Malcolm Rifkind's close reading of the resolution showed we could arm the rebels if we wanted to, was that on the agenda? And what would happen if there was a ceasefire? True, that would be a disaster. Ben Wallace suggested the rebels might be "using one infidel against another" and he wanted to know what do we do as and when the rebels start to commit atrocities. Nonetheless, they're overwhelmingly in, even Ed Miliband, who managed to get his own back story in. That was almost as bad as "speaking as someone whose mother died of cancer" ... but you can't stop them projecting their own inner life on to the unknowing world. But hooray, Miliband scored a parliamentary victory by making Cameron seethe; I'm pretty sure he was seething. You may have needed Sketch-vision to discern it but the expression on Cameron's face was a picture.

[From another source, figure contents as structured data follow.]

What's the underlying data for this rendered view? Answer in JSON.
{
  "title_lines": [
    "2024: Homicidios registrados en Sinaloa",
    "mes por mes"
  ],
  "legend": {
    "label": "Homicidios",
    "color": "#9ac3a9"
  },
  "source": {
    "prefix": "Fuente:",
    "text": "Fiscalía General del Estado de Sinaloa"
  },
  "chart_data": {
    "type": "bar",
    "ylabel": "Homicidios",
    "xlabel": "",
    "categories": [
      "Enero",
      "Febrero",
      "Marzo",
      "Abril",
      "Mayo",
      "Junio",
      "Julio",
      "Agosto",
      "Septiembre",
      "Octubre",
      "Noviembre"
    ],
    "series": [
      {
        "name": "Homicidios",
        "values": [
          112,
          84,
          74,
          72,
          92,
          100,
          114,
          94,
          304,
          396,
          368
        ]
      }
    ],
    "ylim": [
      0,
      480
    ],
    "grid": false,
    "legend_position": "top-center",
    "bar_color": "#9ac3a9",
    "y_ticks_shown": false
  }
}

Ed's technique was to itemise all the difficult things Cameron had done and then aggressively urge him to do them. "I want to impress on the PM the central importance of getting the agreement of the Arab League," he said, as if it was his own idea and Cameron hadn't discerned it yet. There was much wise – or sly – advice of this sort.
But he also lost the House. Well before he said, "Which brings me to the third part of my speech" Cameron had leafed quietly through the speech he had delivered, gently closed the folder, and resigned himself to another 20 minutes of supportive hectoring.
"I see the PM and Foreign Secretary nodding on the front bench," he said at one point. They weren't; they were nodding off.
PS: Ming Campbell's inadvertent portmanteau dictator should be recorded: Mugaffi.